Pathology/Lab Coding Alert

Think You'll See $13.52 for Each Stool Isolate?

Think again: you can no longer code per plate

The 2004 Clinical Laboratory Fee Schedule (CLFS) looks promising for stool culture -- the CPT 87046 national limit payment increased from $3.36 in 2003 to $13.52. But the old payment was for each additional culture, while the new payment is for one or many additional plates -- based on CPT 2004's new code definition
 
Warning: Because CPT 2004 removes "each plate" from the code definition for additional stool isolates, you should report 87046 (Culture, bacterial; stool, aerobic, additional pathogens, isolation and presumptive identification of isolates) once regardless of the number of additional plates. Under the old code definition, you would have reported 87046 for each additional plate.

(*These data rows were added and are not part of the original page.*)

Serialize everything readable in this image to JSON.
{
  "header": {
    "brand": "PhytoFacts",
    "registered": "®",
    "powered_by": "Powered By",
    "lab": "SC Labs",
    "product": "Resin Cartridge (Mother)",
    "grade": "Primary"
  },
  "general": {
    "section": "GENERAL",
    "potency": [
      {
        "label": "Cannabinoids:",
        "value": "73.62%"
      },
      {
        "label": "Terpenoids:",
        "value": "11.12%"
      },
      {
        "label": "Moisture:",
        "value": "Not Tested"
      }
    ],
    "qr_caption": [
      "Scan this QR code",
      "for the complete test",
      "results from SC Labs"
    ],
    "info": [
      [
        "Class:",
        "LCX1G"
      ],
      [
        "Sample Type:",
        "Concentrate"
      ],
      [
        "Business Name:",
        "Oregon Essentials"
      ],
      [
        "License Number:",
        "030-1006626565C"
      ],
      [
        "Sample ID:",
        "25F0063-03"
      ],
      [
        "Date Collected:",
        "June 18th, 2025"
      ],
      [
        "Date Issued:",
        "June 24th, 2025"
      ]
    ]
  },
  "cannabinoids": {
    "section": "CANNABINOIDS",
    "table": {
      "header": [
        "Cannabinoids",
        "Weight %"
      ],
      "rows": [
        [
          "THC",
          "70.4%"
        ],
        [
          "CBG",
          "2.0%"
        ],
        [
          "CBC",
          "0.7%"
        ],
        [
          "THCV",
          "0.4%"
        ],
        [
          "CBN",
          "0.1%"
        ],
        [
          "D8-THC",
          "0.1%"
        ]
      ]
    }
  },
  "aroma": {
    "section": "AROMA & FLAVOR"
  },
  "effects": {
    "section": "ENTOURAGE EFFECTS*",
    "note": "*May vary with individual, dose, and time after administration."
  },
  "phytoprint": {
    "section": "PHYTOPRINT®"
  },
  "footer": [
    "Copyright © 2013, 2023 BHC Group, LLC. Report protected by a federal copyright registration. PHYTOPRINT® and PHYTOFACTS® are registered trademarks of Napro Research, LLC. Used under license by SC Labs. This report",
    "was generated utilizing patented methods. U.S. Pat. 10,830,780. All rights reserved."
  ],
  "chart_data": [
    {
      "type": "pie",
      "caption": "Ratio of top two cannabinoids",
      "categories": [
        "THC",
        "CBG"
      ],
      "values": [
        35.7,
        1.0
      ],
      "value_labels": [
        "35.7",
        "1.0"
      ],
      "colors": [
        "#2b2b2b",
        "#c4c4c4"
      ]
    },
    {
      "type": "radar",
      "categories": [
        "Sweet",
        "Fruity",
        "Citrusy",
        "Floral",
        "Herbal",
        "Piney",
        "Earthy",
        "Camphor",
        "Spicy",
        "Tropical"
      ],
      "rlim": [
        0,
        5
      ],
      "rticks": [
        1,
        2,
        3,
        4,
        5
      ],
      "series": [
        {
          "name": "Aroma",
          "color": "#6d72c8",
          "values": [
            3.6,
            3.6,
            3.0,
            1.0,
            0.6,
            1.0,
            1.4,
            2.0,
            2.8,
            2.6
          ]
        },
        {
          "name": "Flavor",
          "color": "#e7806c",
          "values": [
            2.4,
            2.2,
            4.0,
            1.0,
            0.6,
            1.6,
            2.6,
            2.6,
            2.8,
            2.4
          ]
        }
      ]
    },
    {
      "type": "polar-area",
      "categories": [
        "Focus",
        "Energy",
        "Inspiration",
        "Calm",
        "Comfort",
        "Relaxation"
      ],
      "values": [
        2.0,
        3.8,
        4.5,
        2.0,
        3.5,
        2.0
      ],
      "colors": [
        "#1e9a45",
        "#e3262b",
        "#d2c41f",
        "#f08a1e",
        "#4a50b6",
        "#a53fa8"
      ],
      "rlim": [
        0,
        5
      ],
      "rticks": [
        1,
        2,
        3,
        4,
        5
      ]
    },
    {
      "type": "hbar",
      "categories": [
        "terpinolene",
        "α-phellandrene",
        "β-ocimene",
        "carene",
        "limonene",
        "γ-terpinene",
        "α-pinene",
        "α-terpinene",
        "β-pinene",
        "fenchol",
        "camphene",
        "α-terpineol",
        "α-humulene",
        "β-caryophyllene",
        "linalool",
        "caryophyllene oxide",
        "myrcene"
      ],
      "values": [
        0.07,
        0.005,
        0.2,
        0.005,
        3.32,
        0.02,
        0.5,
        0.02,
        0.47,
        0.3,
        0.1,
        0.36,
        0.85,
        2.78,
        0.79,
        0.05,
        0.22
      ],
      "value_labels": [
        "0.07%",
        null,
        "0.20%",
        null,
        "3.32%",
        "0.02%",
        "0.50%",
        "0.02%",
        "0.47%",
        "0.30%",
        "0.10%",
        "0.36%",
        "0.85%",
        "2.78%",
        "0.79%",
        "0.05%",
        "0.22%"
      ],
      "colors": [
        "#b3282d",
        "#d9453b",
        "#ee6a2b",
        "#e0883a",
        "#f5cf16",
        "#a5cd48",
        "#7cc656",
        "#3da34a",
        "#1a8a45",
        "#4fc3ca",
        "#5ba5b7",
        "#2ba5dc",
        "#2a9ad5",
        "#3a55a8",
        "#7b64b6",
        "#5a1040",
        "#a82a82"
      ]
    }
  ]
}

"If the lab only plates for one additional organism, such as E. coli 0157, you'd report one unit of 87046," says William Dettwyler, MT-AMT, president of Codus Medicus, a laboratory coding consulting firm in Salem, Ore. At the CLFS national limit, that means Medicare would pay $13.52 for one plate (or many) as opposed to $3.36 for one plate under last year's code definition and fee schedule.

But if the lab performs more than one plate, the payment now remains constant at $13.52. "If the lab performs four additional tests for Campylobacter, Yersinia, Vibrio, and E. coli 0157, you'd still report only one unit of 87046," Dettwyler says. Whether one plate or four, Medicare pays $13.52 for 87046. For the same four cultures under last year's code definition and fee schedule, you would have reported four units of 87046 at the national limit rate of $3.36 for a total of $13.44.

Notice that some regions of the country, even now, pay far less for 87046 than the national cap. For example, Virginia pays $5.01 for 87046 in 2004.